II. A evidência de que viveríamos o antropoceno, para Ailton Krenak, seria motivo suficiente para a ação, para um reencontro com o mundo, para um despertar para a coabitação pacífica da terra, para a sua preservação e de seus viventes. Em sua opinião, o antropoceno, considerado um era geológica caracterizada pelos impactos da exploração humana sobre o planeta, deveria soar como um alarme nas nossas cabeças. A grande morada é a preocupação dos dois filósofos, pois como explica Ailton Krenak: o planeta terra, de onde se exaure as fontes de vida, é o que possibilita ao seu povo o sentimento de estar em casa, de que havia “uma casa comum que podia ser cuidada por todos” (KRENAK, 2020, p. 47). Contudo, a escritor indígena pensa que essa disposição diante do mundo, que já vinha sendo assolada pela noção eurocêntrica de humanidade, teria entrado num estado alarmantemente expansivo devido à exclusão de toda organização de vida que estivesse fora dos domínios do capitalismo consumista. Aqui entra, então, a sua filosofia da terra, ou do enraizamento, que se lança ao perspectivismo e contrário à unidimensionalidade do mundo. O povo Krenak, esclarece Ailton, foram animados justamente pelo coabitar o mundo de maneira diversa, pluralista, sendo também partes constitutivas do próprio planeta, não percebido, pois, como objeto a ser explorado, “(…) em que havia corresponsabilidade com os lugares onde vivemos e o respeito pelo direito à vida dos seres, e não só dessa abstração que nos permitimos construir como uma humanidade, que exclui todas as outras e todos os outros seres” (KRENAK, 2020, p. 27).

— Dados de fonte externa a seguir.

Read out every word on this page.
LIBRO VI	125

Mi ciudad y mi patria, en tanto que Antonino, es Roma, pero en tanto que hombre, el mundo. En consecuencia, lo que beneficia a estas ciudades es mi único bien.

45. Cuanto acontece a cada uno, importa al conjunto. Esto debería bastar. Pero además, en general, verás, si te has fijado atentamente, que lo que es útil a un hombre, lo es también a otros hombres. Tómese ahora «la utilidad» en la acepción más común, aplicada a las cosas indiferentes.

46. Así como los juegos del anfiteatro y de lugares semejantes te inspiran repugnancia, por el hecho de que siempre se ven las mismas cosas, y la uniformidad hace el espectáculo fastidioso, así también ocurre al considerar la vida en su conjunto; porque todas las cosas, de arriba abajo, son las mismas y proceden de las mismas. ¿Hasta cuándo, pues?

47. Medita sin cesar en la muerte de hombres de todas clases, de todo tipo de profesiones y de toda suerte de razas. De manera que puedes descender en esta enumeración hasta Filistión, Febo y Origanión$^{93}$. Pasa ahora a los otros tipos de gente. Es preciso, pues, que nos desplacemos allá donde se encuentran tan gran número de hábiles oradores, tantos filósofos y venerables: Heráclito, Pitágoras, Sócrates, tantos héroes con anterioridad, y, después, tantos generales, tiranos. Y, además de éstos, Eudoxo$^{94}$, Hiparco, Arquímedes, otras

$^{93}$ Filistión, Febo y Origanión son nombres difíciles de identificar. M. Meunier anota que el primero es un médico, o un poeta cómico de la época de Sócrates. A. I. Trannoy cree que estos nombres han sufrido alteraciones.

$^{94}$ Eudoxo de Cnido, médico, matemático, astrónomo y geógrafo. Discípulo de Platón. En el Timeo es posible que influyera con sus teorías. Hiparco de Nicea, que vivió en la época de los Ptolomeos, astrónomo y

Os Krenak pertencem, assim sendo, à ordem da terra, estando, então, em movimento interacional, um estar submetido em modo atento e aberto em escuta ao nomos da terra. Nomos é um conceito que deriva da mitologia grega, podendo ser interessante junto às reflexões de Ailton Krenak. Falar em nomos da terra representaria o daemon das leis, estatutos e normas. Krenak e Heidegger se movem, assim sendo, para a sua ordem mais elementar, isto é, a existência na terra. Também o filósofo alemão, em seu texto Construir, habitar, pensar, se move para a factualidade e para o pluralismo terreno-imanentista, percebendo a vida como uma quadratura terra e céu, mortal e divino. Os dois autores sabem que o ser humano é mortal, não agente. A responsabilidade diante do habitar reside nisto: poderia não haver novas natalidades em muitos sentidos. Também ouvem os seus Deuses, que mais do que entidades apartadas do mundo – nele se encrusta e enuncia sentidos passíveis de escuta. Naquele lugar, tanto na floresta negra quanto ao longo do Rio Doce/MG, ele tem o seu lugar num recanto encantado e com sentidos, sendo a condição para isso o saber habitar, o que implicaria o saber ser com outrem no mundo.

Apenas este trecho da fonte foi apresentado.